La super consulenza del virologo Andrea Crisanti depositata in procura nell’ambito dell’inchiesta sul Covid a Bergamo ha messo nero su bianco che se fosse stata istituita prima la zona rossa in Val Seriana si sarebbero potute evitare oltre 4.100 morti.

L’avvocato Fabrizio Ventimiglia, difensore di Luigi Cajazzo, allora direttore generale della Sanità della Regione Lombardia, indagato insieme al presidente Attilio Fontana e all’ex assessore al Welfare Giulio Gallera per epidemia colposa e omicidio colposo plurimo, reagisce. «Non nascondo un certo stupore per la assoluta perentorietà  di alcune dichiarazioni riportate in “virgolettato” dagli  organi di stampa – ha scritto in un comunicato -. Mi riferisco a talune affermazioni rese dal procuratore capo di Bergamo e soprattutto dal consulente tecnico dell’Accusa, senatore Crisanti, che parrebbero suonare come “verità” ma che tale non è, non sono, affatto».

Crisanti, fino a stamattina in un’intervista alla Stampa invece ha ribadito i «problemi consistenti» sull’attivazione del piano pandemico e sulla «tempistica dell'implementazione della zona rossa». La procura, come emerge dall’avviso di conclusione delle indagini, ritiene che non è stato eseguito:« Io ho dimostrato che un piano esisteva e che c’erano una modalità di attuazione e degli organi preposti a questo», ha aggiunto il virologo.

Ipotesi di accusa

LaPresse

Ventimiglia ribadisce che si tratta di «ipotesi di accusa, che eventualmente, all’esito della interlocuzione con le difese, potranno essere portate al vaglio di un giudice, ma non sono certamente oggi verità».  Chiede «cautela, anche terminologica, per non fare passare concetti sbagliati alla opinione pubblica». E ridimensiona: «Non esiste una “perizia” Crisanti, ma si tratta di una mera consulenza di parte che finalmente oggi potrà essere analizzata e fisiologicamente confutata da altri elaborati di parte, al fine di giungere ad accertare semmai una verità processuale».
Una questione di rispetto delle vittime e dei parenti, dice, ma anche per l’opinione pubblica e per gli stessi indagati.
La vicenda del Covid-19, rimarcano, resta «unica, imprevedibile e sconosciuta a tutti» che è stata fronteggiata con impegno e spirito di abnegazione da tutte le Istituzioni, che hanno combattuto contro un fenomeno mai visto prima, rispetto al quale non vi erano conoscenze scientifiche e con dati ed informazioni tra loro spesso contrastanti».

Il piano

Il Piano nazionale di preparazione e risposta per una pandemia influenzale risale al 9 febbraio 2006 e i due dirigenti avrebbero disatteso la sua attuazione.
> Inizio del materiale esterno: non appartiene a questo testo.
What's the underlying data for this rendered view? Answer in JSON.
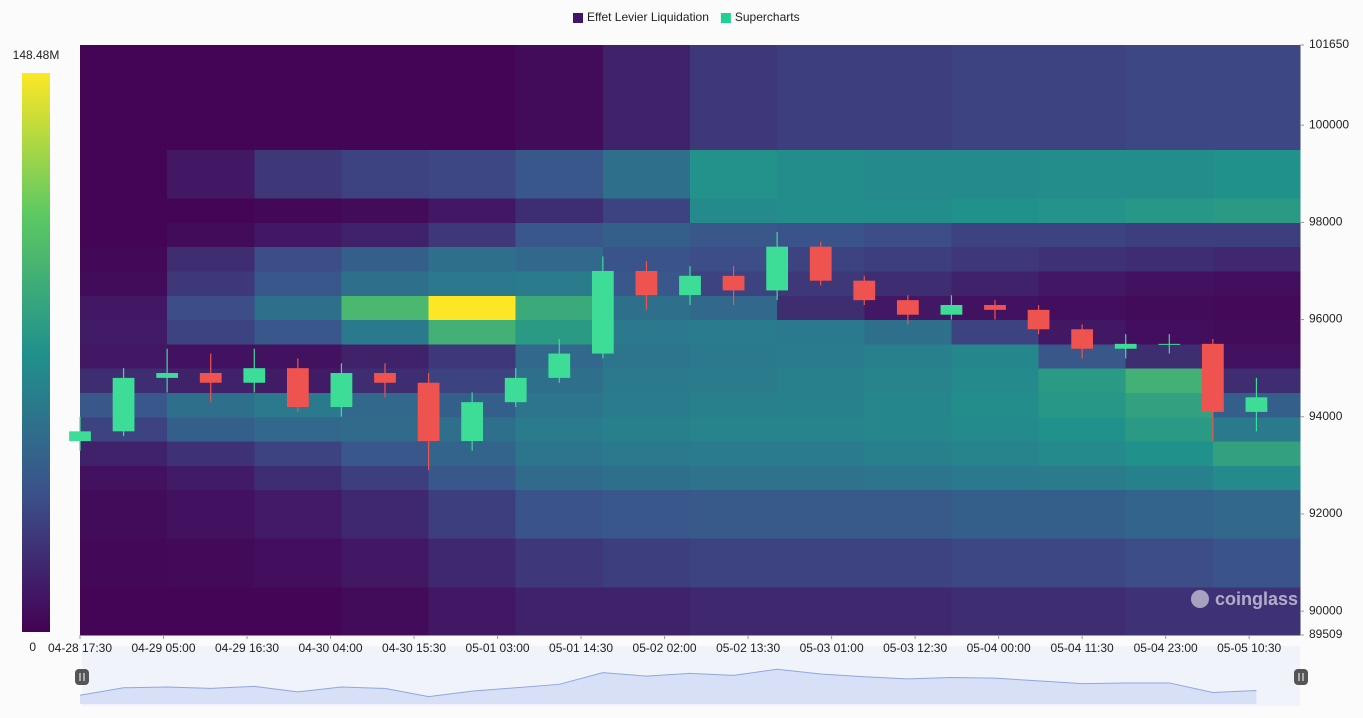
{
  "chart_data": {
    "type": "heatmap",
    "legend": [
      {
        "name": "Effet Levier Liquidation",
        "color": "#3f1569"
      },
      {
        "name": "Supercharts",
        "color": "#1ed391"
      }
    ],
    "watermark": "coinglass",
    "xlim": [
      0,
      168
    ],
    "xticks": [
      {
        "value": 0,
        "label": "04-28 17:30"
      },
      {
        "value": 11.5,
        "label": "04-29 05:00"
      },
      {
        "value": 23,
        "label": "04-29 16:30"
      },
      {
        "value": 34.5,
        "label": "04-30 04:00"
      },
      {
        "value": 46,
        "label": "04-30 15:30"
      },
      {
        "value": 57.5,
        "label": "05-01 03:00"
      },
      {
        "value": 69,
        "label": "05-01 14:30"
      },
      {
        "value": 80.5,
        "label": "05-02 02:00"
      },
      {
        "value": 92,
        "label": "05-02 13:30"
      },
      {
        "value": 103.5,
        "label": "05-03 01:00"
      },
      {
        "value": 115,
        "label": "05-03 12:30"
      },
      {
        "value": 126.5,
        "label": "05-04 00:00"
      },
      {
        "value": 138,
        "label": "05-04 11:30"
      },
      {
        "value": 149.5,
        "label": "05-04 23:00"
      },
      {
        "value": 161,
        "label": "05-05 10:30"
      }
    ],
    "ylim": [
      89509,
      101650
    ],
    "yticks": [
      89509,
      90000,
      92000,
      94000,
      96000,
      98000,
      100000,
      101650
    ],
    "zlim": [
      0,
      148.48
    ],
    "zticks": [
      {
        "value": 148.48,
        "label": "148.48M"
      },
      0
    ],
    "colorscale": [
      "#440154",
      "#3b528b",
      "#21918c",
      "#5ec962",
      "#fde725"
    ],
    "x_bins": [
      0,
      12,
      24,
      36,
      48,
      60,
      72,
      84,
      96,
      108,
      120,
      132,
      144,
      156,
      168
    ],
    "y_bins": [
      89509,
      90500,
      91500,
      92500,
      93000,
      93500,
      94000,
      94500,
      95000,
      95500,
      96000,
      96500,
      97000,
      97500,
      98000,
      98500,
      99500,
      101650
    ],
    "z": [
      [
        2,
        2,
        2,
        5,
        10,
        15,
        15,
        18,
        18,
        18,
        20,
        20,
        22,
        22
      ],
      [
        3,
        4,
        6,
        10,
        18,
        25,
        28,
        30,
        30,
        30,
        32,
        32,
        35,
        38
      ],
      [
        5,
        8,
        12,
        18,
        28,
        38,
        40,
        42,
        42,
        42,
        45,
        45,
        48,
        50
      ],
      [
        8,
        12,
        20,
        28,
        40,
        52,
        55,
        56,
        56,
        58,
        60,
        62,
        65,
        70
      ],
      [
        15,
        22,
        30,
        40,
        48,
        58,
        60,
        62,
        62,
        64,
        66,
        70,
        74,
        85
      ],
      [
        30,
        45,
        50,
        52,
        55,
        62,
        64,
        66,
        66,
        68,
        70,
        74,
        80,
        60
      ],
      [
        40,
        55,
        60,
        50,
        45,
        58,
        62,
        64,
        65,
        68,
        72,
        78,
        85,
        45
      ],
      [
        20,
        15,
        12,
        20,
        30,
        55,
        60,
        62,
        64,
        66,
        70,
        80,
        95,
        20
      ],
      [
        10,
        8,
        8,
        15,
        25,
        50,
        58,
        60,
        62,
        64,
        68,
        40,
        20,
        8
      ],
      [
        12,
        30,
        40,
        60,
        95,
        80,
        60,
        62,
        60,
        55,
        30,
        10,
        6,
        5
      ],
      [
        10,
        35,
        55,
        100,
        148.48,
        90,
        55,
        50,
        20,
        10,
        8,
        6,
        5,
        4
      ],
      [
        5,
        25,
        40,
        55,
        60,
        62,
        40,
        30,
        25,
        20,
        15,
        10,
        8,
        6
      ],
      [
        3,
        20,
        35,
        45,
        55,
        50,
        38,
        35,
        30,
        28,
        25,
        22,
        20,
        18
      ],
      [
        2,
        5,
        10,
        15,
        25,
        40,
        45,
        40,
        38,
        35,
        30,
        30,
        28,
        28
      ],
      [
        2,
        2,
        3,
        5,
        10,
        20,
        30,
        70,
        72,
        72,
        74,
        76,
        78,
        80
      ],
      [
        2,
        10,
        25,
        30,
        32,
        40,
        55,
        75,
        72,
        70,
        70,
        72,
        72,
        74
      ],
      [
        2,
        2,
        2,
        2,
        2,
        5,
        15,
        25,
        28,
        28,
        30,
        30,
        32,
        32
      ]
    ],
    "candle_colors": {
      "up": "#3ddc97",
      "down": "#ef5350"
    },
    "candles": {
      "x": [
        0,
        6,
        12,
        18,
        24,
        30,
        36,
        42,
        48,
        54,
        60,
        66,
        72,
        78,
        84,
        90,
        96,
        102,
        108,
        114,
        120,
        126,
        132,
        138,
        144,
        150,
        156,
        162
      ],
      "open": [
        93500,
        93700,
        94800,
        94900,
        94700,
        95000,
        94200,
        94900,
        94700,
        93500,
        94300,
        94800,
        95300,
        97000,
        96500,
        96900,
        96600,
        97500,
        96800,
        96400,
        96100,
        96300,
        96200,
        95800,
        95400,
        95500,
        95500,
        94100
      ],
      "high": [
        94000,
        95000,
        95400,
        95300,
        95400,
        95200,
        95100,
        95100,
        94900,
        94500,
        95000,
        95600,
        97300,
        97200,
        97100,
        97100,
        97800,
        97600,
        96900,
        96500,
        96500,
        96400,
        96300,
        95900,
        95700,
        95700,
        95600,
        94800
      ],
      "low": [
        93300,
        93600,
        94500,
        94300,
        94500,
        94100,
        94000,
        94400,
        92900,
        93300,
        94200,
        94700,
        95200,
        96200,
        96300,
        96300,
        96400,
        96700,
        96300,
        95900,
        96000,
        96000,
        95700,
        95200,
        95200,
        95300,
        93500,
        93700
      ],
      "close": [
        93700,
        94800,
        94900,
        94700,
        95000,
        94200,
        94900,
        94700,
        93500,
        94300,
        94800,
        95300,
        97000,
        96500,
        96900,
        96600,
        97500,
        96800,
        96400,
        96100,
        96300,
        96200,
        95800,
        95400,
        95500,
        95500,
        94100,
        94400
      ]
    }
  }
}
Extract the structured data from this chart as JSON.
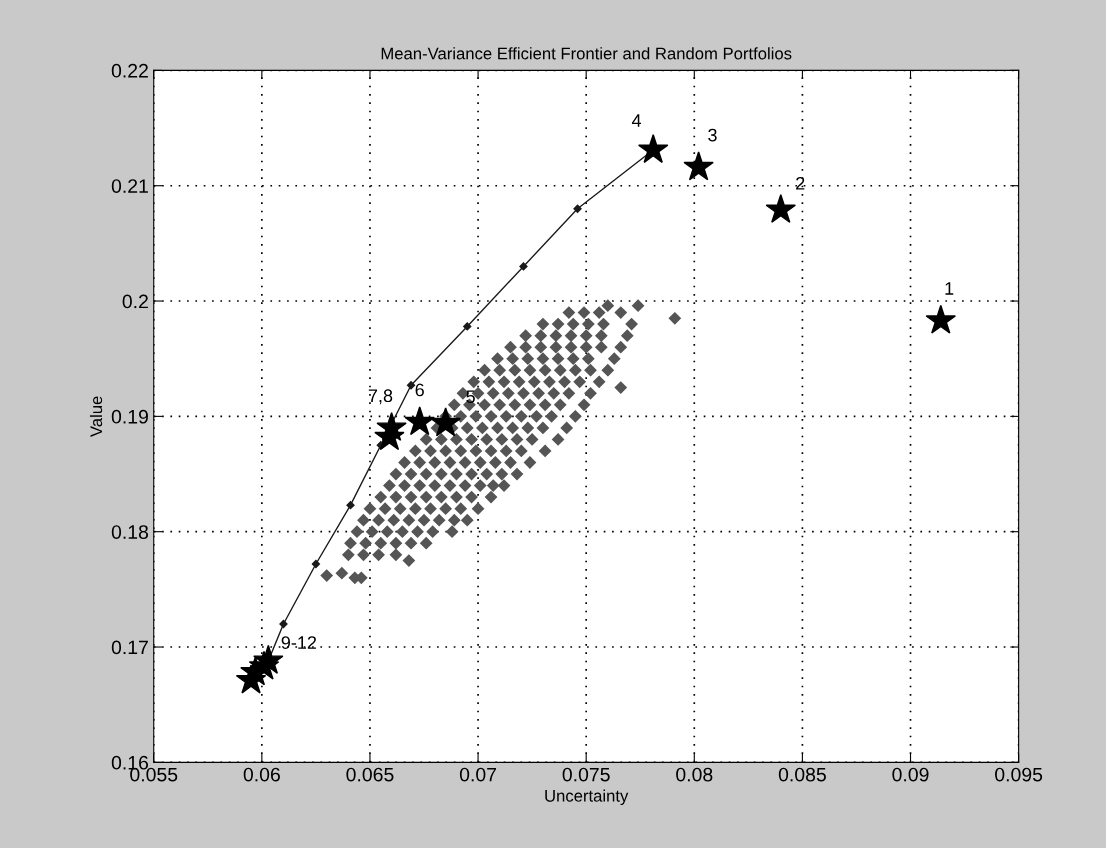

Nello specifico nonostante già il 31 gennaio l’Oms avesse dichiarato il Coronavirus emergenza sanitaria. Allarme a cui si era aggiunto il documento del 4 febbraio 2020 dell’Oms “Strategic preparedness and response plan” col quale si raccomandava di affrontare l'emergenza pandemica anche con i vigenti piani influenzali.

Per la procura di Bergamo, Cajazzo e l’assessore al Welfare Giulio Gallera, avrebbero dovuto occuparsi dell'attuazione del Piano pandemico regionale di preparazione e risposta ad una pandemia influenzale, ma non lo hanno fatto per tempo, causando il diffondersi del contagio e della morte.

L’avvocato risponde che «si potrà interloquire per fornire e documentare anche l’altra ricostruzione dei fatti, rappresentando al contrario di quanto sin qui proposto, come si sia lavorato certamente al meglio delle possibilità e delle conoscenze che vi erano in allora all’epoca dei fatti».